Monday, February 11, 2008

And the microbiotic-eating Phoenix Sun is ….

LOS ANGELES – I apologize to my steadily-building readership base who may have been left in suspense for the past week trying to figure out which one of Shaq’s new teammates on the Phoenix Suns visited M Café during a recent road trip.

The hint is the Suns better hope the healthy food he eats keeps him off the disabled list, because Phoenix will need forward Grant Hill quite a bit the rest of the year at the small forward spot with versatile forward Shawn Marion now in Miami.

The reason Hill made it a point to visit M Café during the Suns’ recent trip is because it’s one of the few macrobiotic restaurants in the nation, according to Bill Disselhorst, its director of operations.

With its location in Los Angeles, Disselhorst said M Café is a regular destination for celebrities who want to eat healthy, but the one celeb he named just happens to play for the team I’ve followed since I first got into sports back when I was 7 years old.

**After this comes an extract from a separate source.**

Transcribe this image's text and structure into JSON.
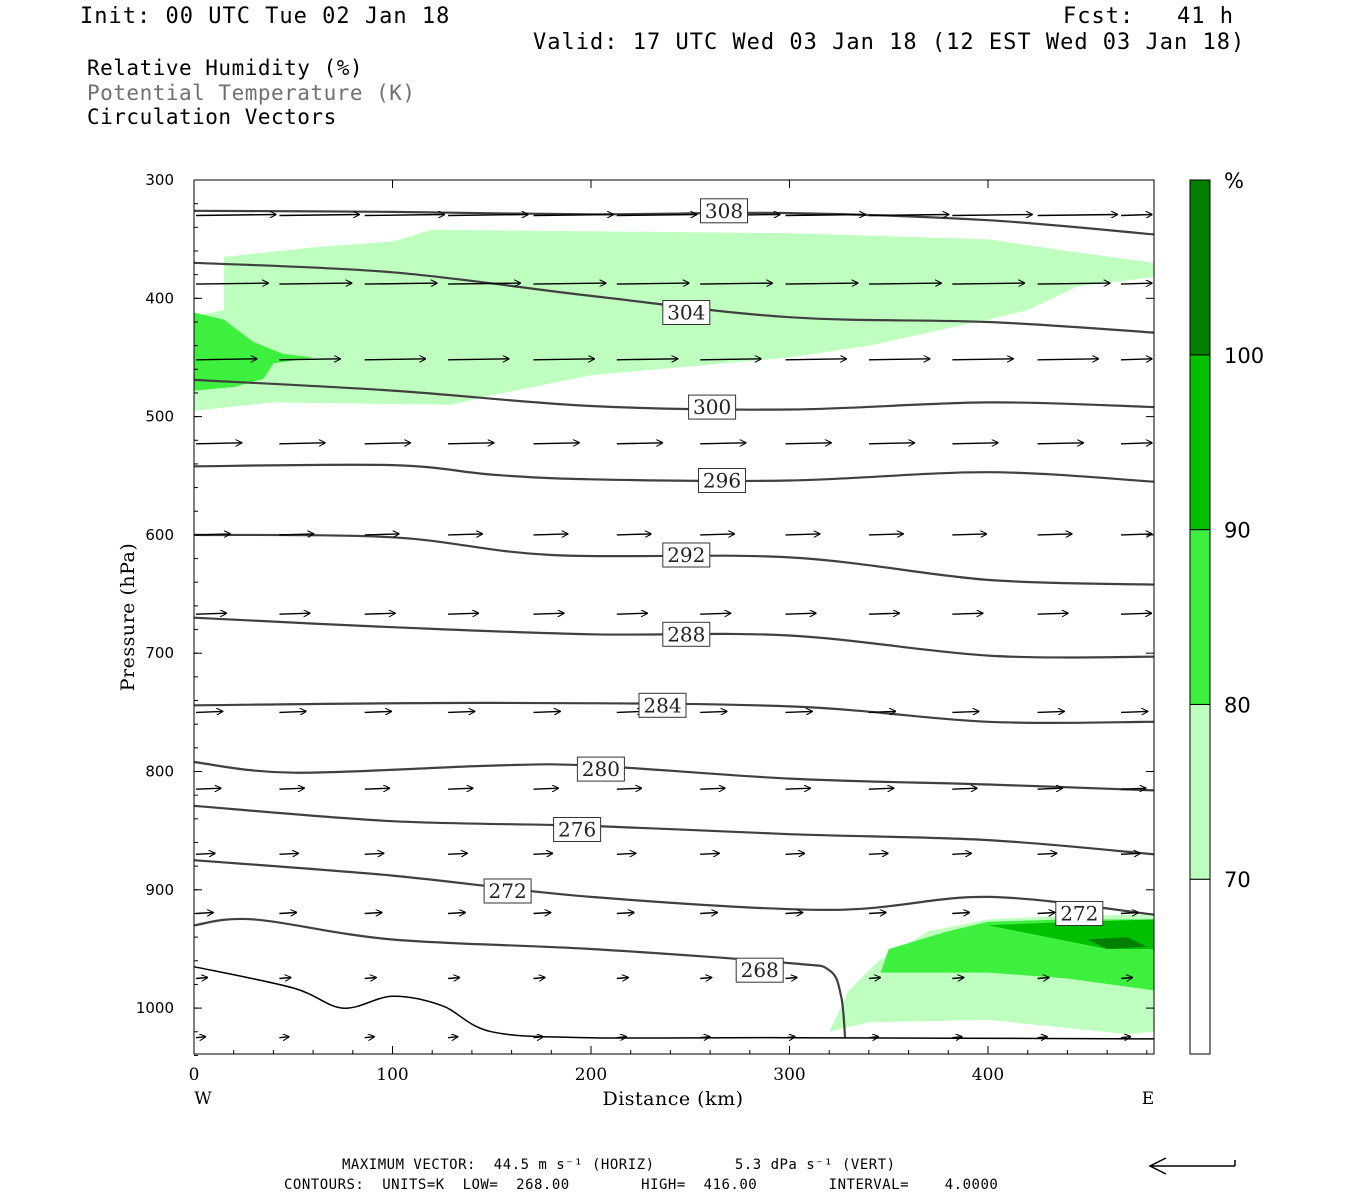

The menu Hill saw at M Café includes salads, rice bowls, hot sandwiches, burgers, panini, deli combinations, organic fries, sushi and pastries. The prices range from a simple $8.45 mixed baby greens salad to a $15.45 fish teriyaki bowl, so the prices are manageable in comparison to most food in LA.

Although a carnivore like myself would not find anything I typically eat, some of the sandwiches include seitan, which contains protein but is made from wheat gluten and is used as a substitute for meat in some of their vegetarian dishes.

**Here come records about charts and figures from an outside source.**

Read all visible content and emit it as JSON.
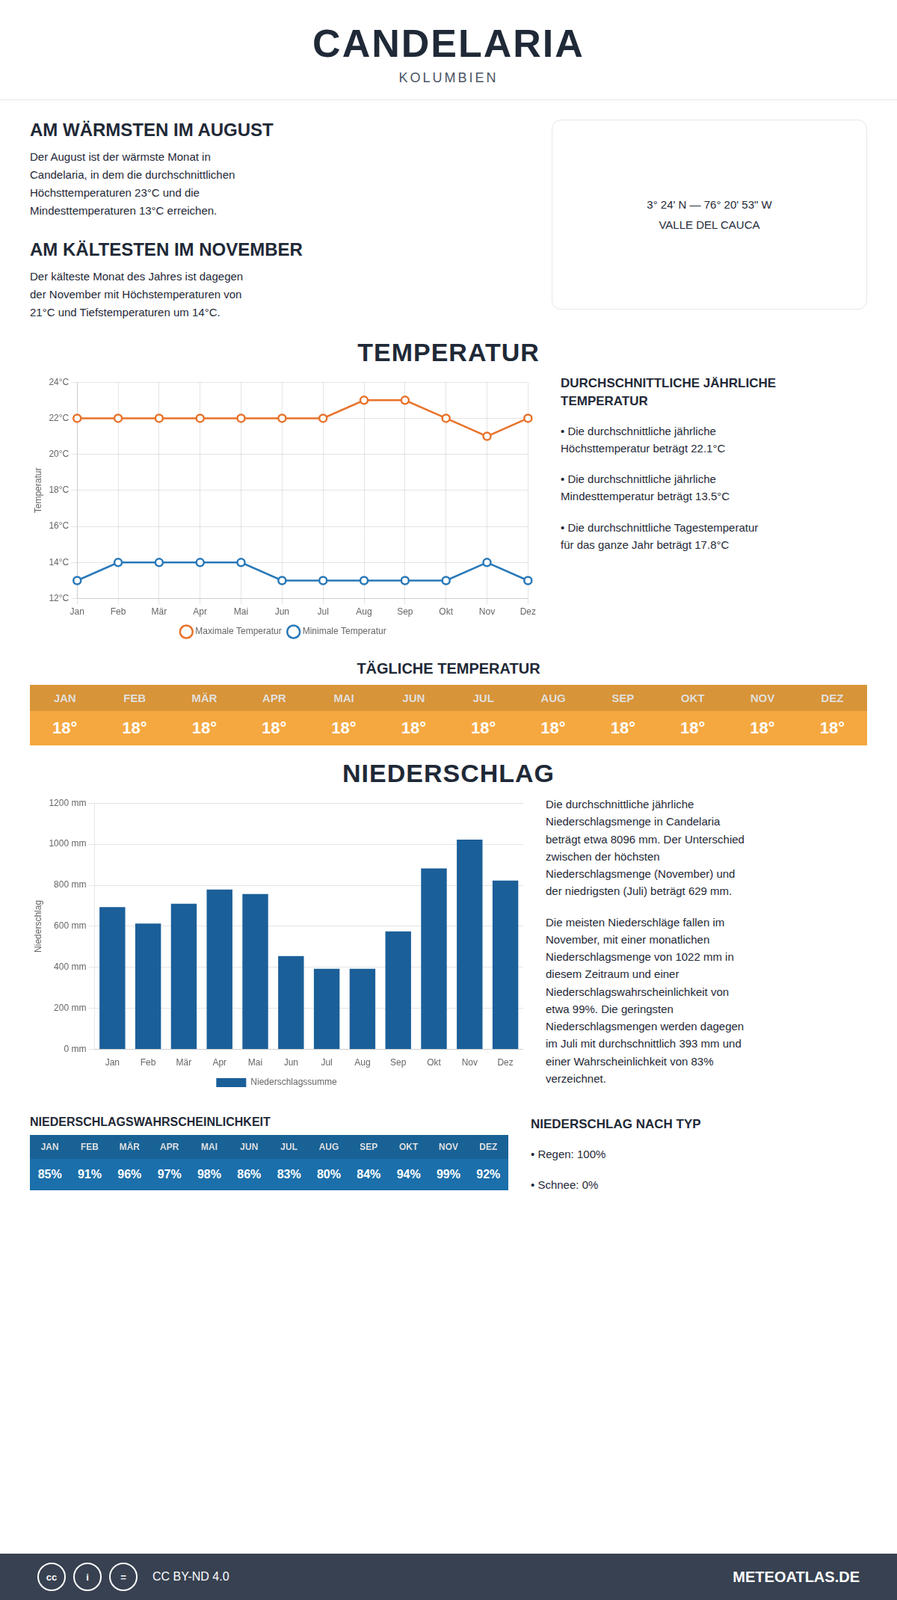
{
  "title": "CANDELARIA",
  "subtitle": "KOLUMBIEN",
  "annotations": [
    "AM WÄRMSTEN IM AUGUST",
    "Der August ist der wärmste Monat in\nCandelaria, in dem die durchschnittlichen\nHöchsttemperaturen 23°C und die\nMindesttemperaturen 13°C erreichen.",
    "AM KÄLTESTEN IM NOVEMBER",
    "Der kälteste Monat des Jahres ist dagegen\nder November mit Höchstemperaturen von\n21°C und Tiefstemperaturen um 14°C.",
    "3° 24' N — 76° 20' 53\" W",
    "VALLE DEL CAUCA",
    "cc",
    "i",
    "=",
    "CC BY-ND 4.0",
    "METEOATLAS.DE"
  ],
  "chart_data": [
    {
      "type": "line",
      "title": "TEMPERATUR",
      "ylabel": "Temperatur",
      "categories": [
        "Jan",
        "Feb",
        "Mär",
        "Apr",
        "Mai",
        "Jun",
        "Jul",
        "Aug",
        "Sep",
        "Okt",
        "Nov",
        "Dez"
      ],
      "series": [
        {
          "name": "Maximale Temperatur",
          "color": "#e8722a",
          "values": [
            22,
            22,
            22,
            22,
            22,
            22,
            22,
            23,
            23,
            22,
            21,
            22
          ]
        },
        {
          "name": "Minimale Temperatur",
          "color": "#2878b8",
          "values": [
            13,
            14,
            14,
            14,
            14,
            13,
            13,
            13,
            13,
            13,
            14,
            13
          ]
        }
      ],
      "ylim": [
        12,
        24
      ],
      "yticks": [
        {
          "value": 12,
          "label": "12°C"
        },
        {
          "value": 14,
          "label": "14°C"
        },
        {
          "value": 16,
          "label": "16°C"
        },
        {
          "value": 18,
          "label": "18°C"
        },
        {
          "value": 20,
          "label": "20°C"
        },
        {
          "value": 22,
          "label": "22°C"
        },
        {
          "value": 24,
          "label": "24°C"
        }
      ],
      "grid": true,
      "legend": "bottom",
      "marker": "circle",
      "line_style": "solid",
      "annotations": [
        "DURCHSCHNITTLICHE JÄHRLICHE\nTEMPERATUR",
        "• Die durchschnittliche jährliche\nHöchsttemperatur beträgt 22.1°C",
        "• Die durchschnittliche jährliche\nMindesttemperatur beträgt 13.5°C",
        "• Die durchschnittliche Tagestemperatur\nfür das ganze Jahr beträgt 17.8°C"
      ]
    },
    {
      "type": "table",
      "title": "TÄGLICHE TEMPERATUR",
      "categories": [
        "JAN",
        "FEB",
        "MÄR",
        "APR",
        "MAI",
        "JUN",
        "JUL",
        "AUG",
        "SEP",
        "OKT",
        "NOV",
        "DEZ"
      ],
      "values": [
        18,
        18,
        18,
        18,
        18,
        18,
        18,
        18,
        18,
        18,
        18,
        18
      ],
      "value_labels": [
        "18°",
        "18°",
        "18°",
        "18°",
        "18°",
        "18°",
        "18°",
        "18°",
        "18°",
        "18°",
        "18°",
        "18°"
      ],
      "color": "#f5a840"
    },
    {
      "type": "bar",
      "title": "NIEDERSCHLAG",
      "ylabel": "Niederschlag",
      "categories": [
        "Jan",
        "Feb",
        "Mär",
        "Apr",
        "Mai",
        "Jun",
        "Jul",
        "Aug",
        "Sep",
        "Okt",
        "Nov",
        "Dez"
      ],
      "series": [
        {
          "name": "Niederschlagssumme",
          "color": "#1b5f99",
          "values": [
            693,
            613,
            710,
            779,
            757,
            455,
            393,
            393,
            575,
            882,
            1022,
            823
          ]
        }
      ],
      "ylim": [
        0,
        1200
      ],
      "yticks": [
        {
          "value": 0,
          "label": "0 mm"
        },
        {
          "value": 200,
          "label": "200 mm"
        },
        {
          "value": 400,
          "label": "400 mm"
        },
        {
          "value": 600,
          "label": "600 mm"
        },
        {
          "value": 800,
          "label": "800 mm"
        },
        {
          "value": 1000,
          "label": "1000 mm"
        },
        {
          "value": 1200,
          "label": "1200 mm"
        }
      ],
      "grid": "y",
      "legend": "bottom",
      "annotations": [
        "Die durchschnittliche jährliche\nNiederschlagsmenge in Candelaria\nbeträgt etwa 8096 mm. Der Unterschied\nzwischen der höchsten\nNiederschlagsmenge (November) und\nder niedrigsten (Juli) beträgt 629 mm.",
        "Die meisten Niederschläge fallen im\nNovember, mit einer monatlichen\nNiederschlagsmenge von 1022 mm in\ndiesem Zeitraum und einer\nNiederschlagswahrscheinlichkeit von\netwa 99%. Die geringsten\nNiederschlagsmengen werden dagegen\nim Juli mit durchschnittlich 393 mm und\neiner Wahrscheinlichkeit von 83%\nverzeichnet."
      ]
    },
    {
      "type": "table",
      "title": "NIEDERSCHLAGSWAHRSCHEINLICHKEIT",
      "categories": [
        "JAN",
        "FEB",
        "MÄR",
        "APR",
        "MAI",
        "JUN",
        "JUL",
        "AUG",
        "SEP",
        "OKT",
        "NOV",
        "DEZ"
      ],
      "values": [
        85,
        91,
        96,
        97,
        98,
        86,
        83,
        80,
        84,
        94,
        99,
        92
      ],
      "value_labels": [
        "85%",
        "91%",
        "96%",
        "97%",
        "98%",
        "86%",
        "83%",
        "80%",
        "84%",
        "94%",
        "99%",
        "92%"
      ],
      "color": "#1b6faa",
      "annotations": [
        "NIEDERSCHLAG NACH TYP",
        "• Regen: 100%",
        "• Schnee: 0%"
      ]
    }
  ]
}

Disselhorst said the restaurant receives “tremendous feedback” from loyal customers who eat there for health reasons, including a man who has cancer who eats at the restaurant because he believes it helps him get better.

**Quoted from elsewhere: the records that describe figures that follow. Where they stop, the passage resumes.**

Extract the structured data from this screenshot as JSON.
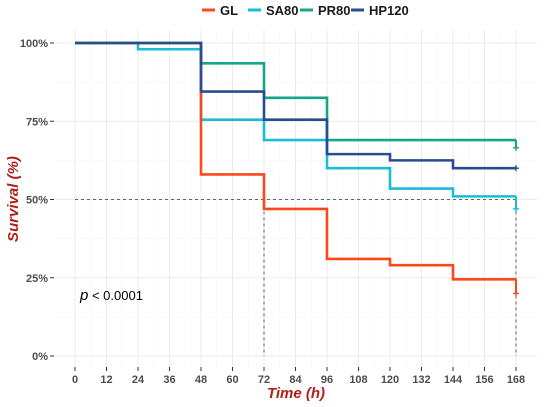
{
  "chart_data": {
    "type": "line",
    "subtype": "kaplan-meier step",
    "title": "",
    "xlabel": "Time (h)",
    "ylabel": "Survival (%)",
    "xlim": [
      0,
      168
    ],
    "ylim": [
      0,
      1
    ],
    "x_ticks": [
      0,
      12,
      24,
      36,
      48,
      60,
      72,
      84,
      96,
      108,
      120,
      132,
      144,
      156,
      168
    ],
    "x_tick_labels": [
      "0",
      "12",
      "24",
      "36",
      "48",
      "60",
      "72",
      "84",
      "96",
      "108",
      "120",
      "132",
      "144",
      "156",
      "168"
    ],
    "y_ticks": [
      0,
      0.25,
      0.5,
      0.75,
      1.0
    ],
    "y_tick_labels": [
      "0%",
      "25%",
      "50%",
      "75%",
      "100%"
    ],
    "grid": true,
    "legend_position": "top",
    "annotation": {
      "p_prefix": "p",
      "p_rest": " < 0.0001"
    },
    "median_reference": {
      "y": 0.5,
      "x_values": [
        72,
        168
      ]
    },
    "series": [
      {
        "name": "GL",
        "color": "#F8481C",
        "steps": [
          [
            0,
            1.0
          ],
          [
            48,
            0.58
          ],
          [
            72,
            0.47
          ],
          [
            96,
            0.31
          ],
          [
            120,
            0.29
          ],
          [
            144,
            0.245
          ],
          [
            168,
            0.245
          ]
        ],
        "censor_x": 168,
        "censor_y": 0.2
      },
      {
        "name": "SA80",
        "color": "#1BBCD8",
        "steps": [
          [
            0,
            1.0
          ],
          [
            24,
            0.98
          ],
          [
            48,
            0.755
          ],
          [
            72,
            0.69
          ],
          [
            96,
            0.6
          ],
          [
            120,
            0.535
          ],
          [
            144,
            0.51
          ],
          [
            168,
            0.51
          ]
        ],
        "censor_x": 168,
        "censor_y": 0.47
      },
      {
        "name": "PR80",
        "color": "#17A589",
        "steps": [
          [
            0,
            1.0
          ],
          [
            48,
            0.935
          ],
          [
            72,
            0.825
          ],
          [
            96,
            0.69
          ],
          [
            168,
            0.69
          ]
        ],
        "censor_x": 168,
        "censor_y": 0.665
      },
      {
        "name": "HP120",
        "color": "#2B4C8C",
        "steps": [
          [
            0,
            1.0
          ],
          [
            48,
            0.845
          ],
          [
            72,
            0.755
          ],
          [
            96,
            0.645
          ],
          [
            120,
            0.625
          ],
          [
            144,
            0.6
          ],
          [
            168,
            0.6
          ]
        ],
        "censor_x": 168,
        "censor_y": 0.6
      }
    ]
  }
}
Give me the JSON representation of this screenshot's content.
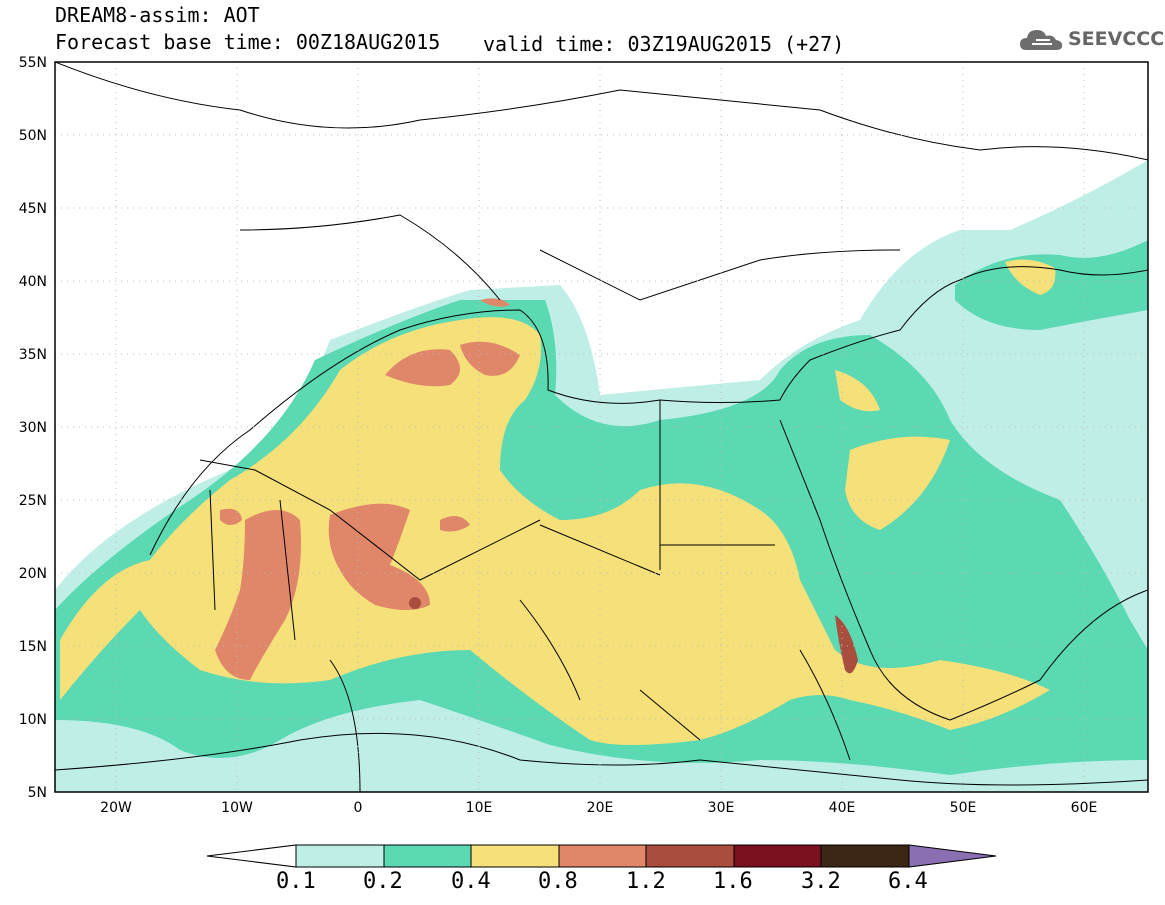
{
  "header": {
    "title": "DREAM8-assim: AOT",
    "base_time": "Forecast base time: 00Z18AUG2015",
    "valid_time": "valid time: 03Z19AUG2015 (+27)",
    "logo_text": "SEEVCCC",
    "logo_icon": "cloud-icon"
  },
  "map": {
    "lat_labels": [
      "55N",
      "50N",
      "45N",
      "40N",
      "35N",
      "30N",
      "25N",
      "20N",
      "15N",
      "10N",
      "5N"
    ],
    "lon_labels": [
      "20W",
      "10W",
      "0",
      "10E",
      "20E",
      "30E",
      "40E",
      "50E",
      "60E"
    ],
    "grid": true,
    "extent": {
      "lon": [
        -25,
        65
      ],
      "lat": [
        5,
        55
      ]
    }
  },
  "colorbar": {
    "labels": [
      "0.1",
      "0.2",
      "0.4",
      "0.8",
      "1.2",
      "1.6",
      "3.2",
      "6.4"
    ],
    "colors": [
      "#ffffff",
      "#bfeee6",
      "#5ad9b3",
      "#f5e07a",
      "#e0876a",
      "#a94d3d",
      "#7a0f1e",
      "#3b2513",
      "#8a6fb3"
    ]
  }
}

The restaurant director told me a story of a woman named Mina Dobic who went to a doctor about 20 years ago when she had ovarian cancer only to be told she has two months to live.

“I can’t do anything for you, there’s nothing I can do for you,” Disselhorst said the doctor told her.

So Dobic went on a strict macrobiotic diet, Disselhorst said, repeating the word “strict” four times for emphasis, and six and a half months later she became cured of her cancer.Now Dobic consults with celebrities and average people around the world to teach them how to eat better through her Web site.

Her site suggests eating whole grains daily – such as short-, medium- and long-grain brown rice, barley, pearl barley, millet, whole-wheat berries, corn on the cob and buckwheat.

For snacks and on special occasions people should eat buckwheat noodles (soba), whole-wheat noodles (udon), wheat noodles (somen), whole-wheat pasta, whole-wheat bread, whole-rye bread and wheat gluten.

People should occasionally – meaning once or twice a week – eat sweet-brown rice, mochi, cracked wheat, rolled oats, steel-cut oats, corn grits, corn meal, rye flakes, couscous, amaranth and quinoa.

Then foods that should be eaten only infrequently as snacks are muffins, crackers, cookies, pancakes, rice cakes, chips, baked pastries, popcorn and puffed whole-grain cereals.

It’s interesting that a microbiotic diet would include snacks to be eaten infrequently that I eat fairly frequently, whereas the types of whole grains to be eaten daily are generally neglected from my diet.

I’m never going to eat a full-fledged microbiotic diet, but it would be wise to incorporate more healthy grains into my meals.

After all, I could follow a worse person’s lead in terms of eating healthy than Grant Hill.